Does that seem to you to convey the drama of the testimony, which includes a passage like this, quoted in full in the article, in which Kavaler describes the types of directives she was given on the job?
"'He beat his wife but his wife took him back so he shouldn't be considered a wife beater. He still could be a good firefighter.'"
"You would have lieutenants and captains, whatever, [reaching out to the] chief of department: 'This is so and so, this is the son of so and so. I lived next door to him for years, he's a good guy, he just had a fight in a disco, he got drunk, someone made a pass at his girlfriend, he socked him' … something like that."

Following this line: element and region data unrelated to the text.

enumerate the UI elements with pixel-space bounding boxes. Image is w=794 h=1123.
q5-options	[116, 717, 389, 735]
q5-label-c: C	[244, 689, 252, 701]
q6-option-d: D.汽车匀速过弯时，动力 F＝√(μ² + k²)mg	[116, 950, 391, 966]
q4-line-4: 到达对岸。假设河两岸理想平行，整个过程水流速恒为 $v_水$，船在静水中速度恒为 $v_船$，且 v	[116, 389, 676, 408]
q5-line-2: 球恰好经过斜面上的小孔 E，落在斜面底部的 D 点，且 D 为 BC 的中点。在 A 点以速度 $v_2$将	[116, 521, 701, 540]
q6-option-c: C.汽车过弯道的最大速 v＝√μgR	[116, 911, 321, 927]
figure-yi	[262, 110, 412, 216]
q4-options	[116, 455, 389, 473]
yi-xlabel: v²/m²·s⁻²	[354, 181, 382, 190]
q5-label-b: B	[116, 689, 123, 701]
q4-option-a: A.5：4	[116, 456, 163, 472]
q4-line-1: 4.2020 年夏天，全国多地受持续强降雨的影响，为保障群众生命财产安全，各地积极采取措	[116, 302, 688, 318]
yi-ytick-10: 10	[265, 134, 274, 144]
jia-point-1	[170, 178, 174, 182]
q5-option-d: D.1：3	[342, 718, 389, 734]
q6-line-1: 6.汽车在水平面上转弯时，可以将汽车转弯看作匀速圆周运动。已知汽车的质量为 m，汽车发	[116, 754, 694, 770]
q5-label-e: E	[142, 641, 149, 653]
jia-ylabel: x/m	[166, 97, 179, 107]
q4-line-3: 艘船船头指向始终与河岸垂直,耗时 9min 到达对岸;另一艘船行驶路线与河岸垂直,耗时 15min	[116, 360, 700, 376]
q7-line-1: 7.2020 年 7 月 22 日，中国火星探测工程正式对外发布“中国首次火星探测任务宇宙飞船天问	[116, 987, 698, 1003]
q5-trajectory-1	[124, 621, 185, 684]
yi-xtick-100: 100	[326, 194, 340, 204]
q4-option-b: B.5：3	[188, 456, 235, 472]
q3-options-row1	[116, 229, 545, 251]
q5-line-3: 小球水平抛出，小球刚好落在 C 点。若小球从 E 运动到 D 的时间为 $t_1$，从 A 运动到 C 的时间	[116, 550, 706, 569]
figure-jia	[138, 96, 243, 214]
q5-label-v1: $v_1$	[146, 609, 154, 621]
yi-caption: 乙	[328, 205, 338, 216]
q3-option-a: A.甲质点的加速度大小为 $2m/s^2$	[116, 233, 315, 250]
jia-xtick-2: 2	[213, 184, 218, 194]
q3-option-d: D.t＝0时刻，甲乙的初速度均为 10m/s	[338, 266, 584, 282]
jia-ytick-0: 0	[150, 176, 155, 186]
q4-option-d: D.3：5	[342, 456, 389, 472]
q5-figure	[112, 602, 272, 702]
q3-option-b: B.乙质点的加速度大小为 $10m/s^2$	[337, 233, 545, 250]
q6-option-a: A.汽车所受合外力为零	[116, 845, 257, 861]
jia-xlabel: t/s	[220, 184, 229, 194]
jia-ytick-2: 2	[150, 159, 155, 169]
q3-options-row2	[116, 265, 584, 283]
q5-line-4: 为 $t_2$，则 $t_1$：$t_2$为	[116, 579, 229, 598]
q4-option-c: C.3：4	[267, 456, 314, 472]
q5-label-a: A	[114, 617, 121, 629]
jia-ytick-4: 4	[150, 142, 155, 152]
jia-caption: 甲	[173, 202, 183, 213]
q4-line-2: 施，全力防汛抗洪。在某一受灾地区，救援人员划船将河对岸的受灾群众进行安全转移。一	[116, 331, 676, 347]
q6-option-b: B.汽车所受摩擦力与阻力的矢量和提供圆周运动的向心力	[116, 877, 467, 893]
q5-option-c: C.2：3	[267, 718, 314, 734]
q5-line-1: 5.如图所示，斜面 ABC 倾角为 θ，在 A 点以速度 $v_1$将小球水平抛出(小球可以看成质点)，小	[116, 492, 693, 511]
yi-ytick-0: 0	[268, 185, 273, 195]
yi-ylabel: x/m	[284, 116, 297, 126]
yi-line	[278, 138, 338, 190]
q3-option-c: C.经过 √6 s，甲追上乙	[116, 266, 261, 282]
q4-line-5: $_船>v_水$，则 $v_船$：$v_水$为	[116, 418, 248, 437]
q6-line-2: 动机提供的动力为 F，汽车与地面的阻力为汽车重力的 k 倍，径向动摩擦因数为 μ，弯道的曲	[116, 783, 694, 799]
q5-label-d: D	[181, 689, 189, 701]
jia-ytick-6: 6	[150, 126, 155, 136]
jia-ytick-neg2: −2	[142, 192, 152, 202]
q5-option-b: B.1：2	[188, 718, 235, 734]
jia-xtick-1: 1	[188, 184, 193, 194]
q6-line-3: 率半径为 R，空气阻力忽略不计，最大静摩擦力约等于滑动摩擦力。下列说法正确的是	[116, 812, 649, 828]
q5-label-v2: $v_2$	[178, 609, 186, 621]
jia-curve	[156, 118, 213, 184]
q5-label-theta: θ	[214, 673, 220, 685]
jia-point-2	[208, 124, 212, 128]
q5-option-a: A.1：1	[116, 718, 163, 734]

Observations: Well, I think the photo wins it, which is a little heartbreaking. I can't help but wonder whether the News was ambivalent about the "FDNY'S DIRTY LITTLE SECRET," which is very dirty, not little, and not exactly a secret. It's how I think most people assume the fire department operates, whether it's fair or not. And after all isn't that what these inquiries are supposed to determine?
This testimony seems to bring the matter right to the top, which would suggest something systemic in the lower ranks. The News could make a crusade out of this, although it would pit them against Irish-American firefighting families. I wonder if that's a fight they want. It's a great piece of wood, if your heart is in the work.